Cybercrime – Quel est le risque ?

    Au-delà des menaces classiques telles que Wannacry, qui a réussi à retenir les données d’entreprises diverses partout dans le monde sous rançon, les organisations de santé sont aussi confrontées à de potentielles failles de sécurité qui les visent directement. Selon une étude menée par The Independent, le vol d’informations médicales peut se révéler bien plus profitable pour les criminels que le vol de données financières. « Les hackers peuvent vendre de vastes bases de données médicales à prix d’or sur le marché noir » confie l’expert en sécurité Jean-Frédéric Karcher. Il ajoute que « la valeur des informations médicales peut atteindre dix fois celle des numéros de cartes bancaires sur le Web profond… les pirates peuvent utiliser ces données pour créer de faux identifiants et acheter des équipements médicaux ou des stupéfiants. »

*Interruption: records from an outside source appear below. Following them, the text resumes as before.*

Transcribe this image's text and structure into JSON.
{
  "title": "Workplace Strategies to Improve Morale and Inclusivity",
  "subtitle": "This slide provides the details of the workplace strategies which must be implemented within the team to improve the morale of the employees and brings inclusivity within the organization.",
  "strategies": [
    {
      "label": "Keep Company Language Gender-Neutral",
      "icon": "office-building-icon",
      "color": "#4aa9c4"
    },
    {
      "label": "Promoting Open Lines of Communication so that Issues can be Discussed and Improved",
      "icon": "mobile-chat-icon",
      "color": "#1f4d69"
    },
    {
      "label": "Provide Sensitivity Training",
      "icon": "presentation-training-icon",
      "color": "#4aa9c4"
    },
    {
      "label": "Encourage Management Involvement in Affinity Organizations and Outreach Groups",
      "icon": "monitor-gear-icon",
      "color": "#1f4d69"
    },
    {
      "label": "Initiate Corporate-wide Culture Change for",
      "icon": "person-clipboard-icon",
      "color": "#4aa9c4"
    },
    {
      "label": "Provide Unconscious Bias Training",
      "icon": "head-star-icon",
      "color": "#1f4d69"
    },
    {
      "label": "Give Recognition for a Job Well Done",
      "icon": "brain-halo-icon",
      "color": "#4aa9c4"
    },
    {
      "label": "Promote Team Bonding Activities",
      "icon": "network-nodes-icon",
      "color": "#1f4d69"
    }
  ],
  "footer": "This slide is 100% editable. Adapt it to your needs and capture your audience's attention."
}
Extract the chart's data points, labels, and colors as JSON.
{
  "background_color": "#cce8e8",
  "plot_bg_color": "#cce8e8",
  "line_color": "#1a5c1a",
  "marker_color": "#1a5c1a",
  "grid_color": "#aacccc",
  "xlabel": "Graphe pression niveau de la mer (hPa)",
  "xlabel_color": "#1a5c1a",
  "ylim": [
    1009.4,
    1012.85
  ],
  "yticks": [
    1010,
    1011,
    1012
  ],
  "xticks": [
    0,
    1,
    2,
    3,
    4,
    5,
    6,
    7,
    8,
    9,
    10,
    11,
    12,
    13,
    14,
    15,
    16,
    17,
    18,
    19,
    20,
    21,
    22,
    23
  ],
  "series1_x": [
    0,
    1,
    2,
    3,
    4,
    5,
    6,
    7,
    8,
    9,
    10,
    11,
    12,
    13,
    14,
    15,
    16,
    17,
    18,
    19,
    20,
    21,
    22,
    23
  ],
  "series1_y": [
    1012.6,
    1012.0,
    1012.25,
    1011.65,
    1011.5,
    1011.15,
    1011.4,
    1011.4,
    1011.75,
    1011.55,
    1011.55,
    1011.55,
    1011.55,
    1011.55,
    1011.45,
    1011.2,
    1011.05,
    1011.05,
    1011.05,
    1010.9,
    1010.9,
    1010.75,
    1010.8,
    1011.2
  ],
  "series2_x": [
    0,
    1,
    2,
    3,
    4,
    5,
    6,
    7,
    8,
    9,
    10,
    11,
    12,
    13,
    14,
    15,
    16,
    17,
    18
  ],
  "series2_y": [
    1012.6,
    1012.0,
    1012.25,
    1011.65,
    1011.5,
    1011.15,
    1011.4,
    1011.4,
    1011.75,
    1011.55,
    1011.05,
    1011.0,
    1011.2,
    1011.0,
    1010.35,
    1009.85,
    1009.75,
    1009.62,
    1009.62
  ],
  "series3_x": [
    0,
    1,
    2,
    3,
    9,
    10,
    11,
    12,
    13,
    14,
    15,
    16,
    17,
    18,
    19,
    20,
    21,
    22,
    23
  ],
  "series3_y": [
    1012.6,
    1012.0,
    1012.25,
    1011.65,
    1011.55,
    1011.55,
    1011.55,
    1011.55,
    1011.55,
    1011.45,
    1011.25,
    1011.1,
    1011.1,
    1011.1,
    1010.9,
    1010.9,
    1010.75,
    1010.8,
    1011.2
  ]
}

    Conscients de cette réalité, les professionnels de santé doivent être extrêmement vigilants lorsqu’ils manipulent des dossiers médicaux électroniques et les logiciels antivirus, afin de faire face aux menaces diffusées par les hackers, les programmes malveillants et les logiciels rançonneurs. Lors de la récente faille de sécurité qui a mené au chiffrement des données des hôpitaux et des cabinets du NHS ainsi que d’au moins 15 autres organisations de santé au Royaume-Uni, il s’agissait d’un simple défaut du système d’exploitation Windows XP qui avait été utilisé par les hackers pour réclamer de l’argent.

    De telles failles de sécurité sont relativement fréquentes sur les logiciels et les systèmes d’exploitation ; elles sont normalement corrigées par les développeurs à l’aide de mises à jour et de correctifs. Dans ce cas précis, il faut considérer le rôle du facteur humain. L’attaque a eu lieu en mai et a touché plus de 300 000 ordinateurs partout autour du monde. Pourtant, Microsoft avait diffusé un correctif pour pallier la vulnérabilité en mars. Mais de nombreuses personnes n’avaient pas installé la mise à jour. S’il y a un enseignement à tirer de cet événement, c’est bien de veiller à garder vos logiciels à jour et à installer tous les correctifs envoyés par le fabricant.
     

    Le douloureux réveil de la cybersécurité

      Brad Smith, président de Microsoft, décrit l’attaque comme « un coup de semonce » pour les gouvernements et les organisations partout dans le monde. Au moment des faits, Theresa May a déclaré qu’aucun élément ne prouvait que les données médicales étaient en danger. Toutefois, des incidents majeurs ont continué de se produire la semaine après l’attaque. Dans ce cas, fort heureusement, le virus a été supprimé à l’aide d’un logiciel antivirus et en procédant à une suppression manuelle en mode sans échec. Néanmoins, cela ne sera peut-être pas toujours la règle pour les futures attaques. Ainsi, une prévention méticuleuse représente la meilleure défense. Voici quelques conseils destinés aux organisations de santé, afin d’empêcher que vos systèmes et données ne tombent entre les mains des hackers, des logiciels malveillants, des logiciels rançonneurs et autres formes de cybercriminalité.

      • Installez toujours les mises à jour et les correctifs. Les développeurs de logiciels et autres professionnels de l’informatique identifient régulièrement des failles de sécurité et publient des mises à jour pour les corriger. Toutefois, la bonne installation de ces correctifs incombe aux administrateurs informatiques et aux utilisateurs. Configurez votre logiciel de façon à le mettre à jour automatiquement, lorsque cela est possible.
      • Évitez les e-mails suspects. Face aux e-mails inattendus ou inhabituels, restez sur vos gardes, même s’ils semblent provenir d’un expéditeur de confiance. N’ouvrez jamais une pièce jointe sans savoir de quoi il s’agit et qui vous l’a envoyée.
      • Sécurisez et chiffrez vos fichiers. Protégez vos données en cas de faille de sécurité en ajoutant un chiffrement et un mot de passe d’accès grâce à des logiciels tels que Power PDF de Nuance. Power PDF propose un chiffrement AES 128 bits et 256 bits, une protection par mot de passe et des autorisations ajustables.